The zombie narrative of a brokered convention is dead, and Politico is having to lay off the brokered convention team.
Mitt Romney is the GOP nominee and a very strong one who has emerged from the primary process focused on the economy and in a dead heat with the president.
Romney's speech last night was the best he has given, and it must reflect the investment of time available to such efforts when the nominee can focus and practice.
When former McCain campaign manager Steve Schmidt appeared on my program on April 27, 2009 to discuss the 2008 campaign, he made a memorable comment about Romney.
"I thought he was a very scary opponent looking from the other side of the table in that he was almost like a learning organism at the end," Schmidt said about the former Massachusetts governor. "He just kept getting better week by week by week, and kept becoming stronger."
That capacity to grow in the role was on display last night and it must have opened some eyes even wider in Chicago and inside the Beltway.
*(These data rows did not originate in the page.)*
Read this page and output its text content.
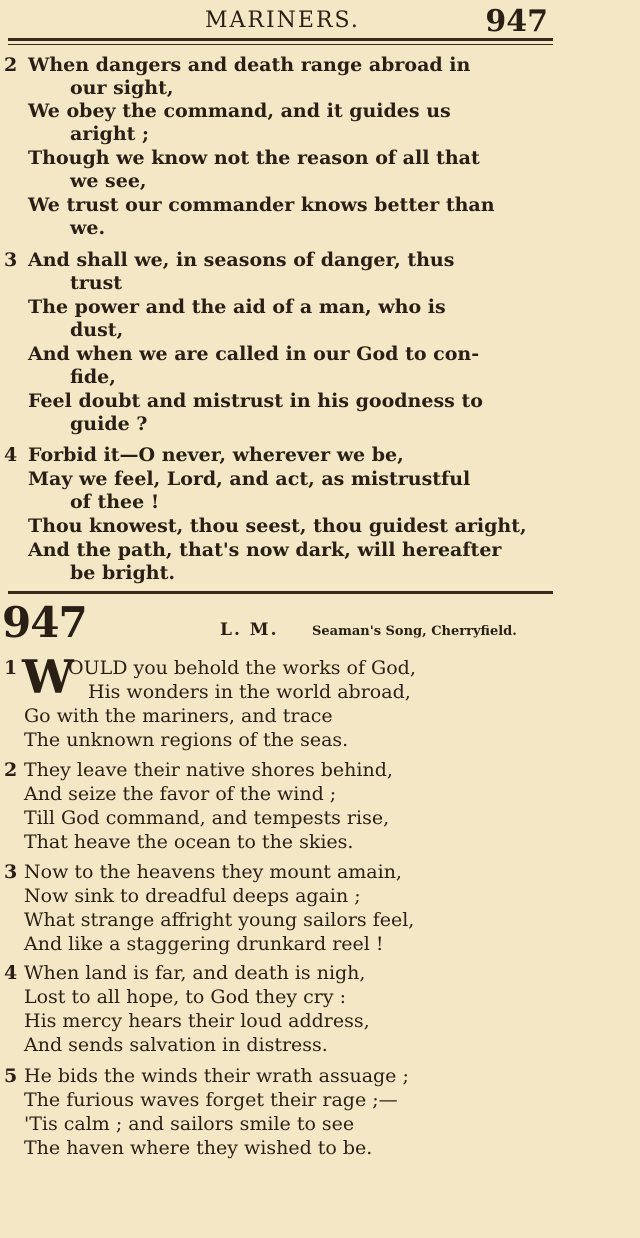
MARINERS.	947
2 When dangers and death range abroad in
our sight,
We obey the command, and it guides us
aright ;
Though we know not the reason of all that
we see,
We trust our commander knows better than
we.
3 And shall we, in seasons of danger, thus
trust
The power and the aid of a man, who is
dust,
And when we are called in our God to con-
fide,
Feel doubt and mistrust in his goodness to
guide ?
4 Forbid it—O never, wherever we be,
May we feel, Lord, and act, as mistrustful
of thee !
Thou knowest, thou seest, thou guidest aright,
And the path, that's now dark, will hereafter
be bright.
947	L. M.	Seaman's Song, Cherryfield.
1 W
OULD you behold the works of God,
His wonders in the world abroad,
Go with the mariners, and trace
The unknown regions of the seas.
2 They leave their native shores behind,
And seize the favor of the wind ;
Till God command, and tempests rise,
That heave the ocean to the skies.
3 Now to the heavens they mount amain,
Now sink to dreadful deeps again ;
What strange affright young sailors feel,
And like a staggering drunkard reel !
4 When land is far, and death is nigh,
Lost to all hope, to God they cry :
His mercy hears their loud address,
And sends salvation in distress.
5 He bids the winds their wrath assuage ;
The furious waves forget their rage ;—
'Tis calm ; and sailors smile to see
The haven where they wished to be.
And a hat tip to whomever helped the candidate polish the draft, as it was a very good speech. (Note to team: Start now on the Tampa Bay speech. "It's still the economy, and we're not stupid" is a great great line, but he needs many more.")
Pete Wehner has looked at the president's response to Romney's march to the GOP nomination, and finds a fairly desperate strategy of abandoning any attempt to run on the record of the Administration while lurching towards a high turn-out of the base. No doubt the president is thinking 2004, but the issue then was the war and George Bush was understood to be winning it. The issue now is the economy, and Barack Obama is understood to have destroyed it.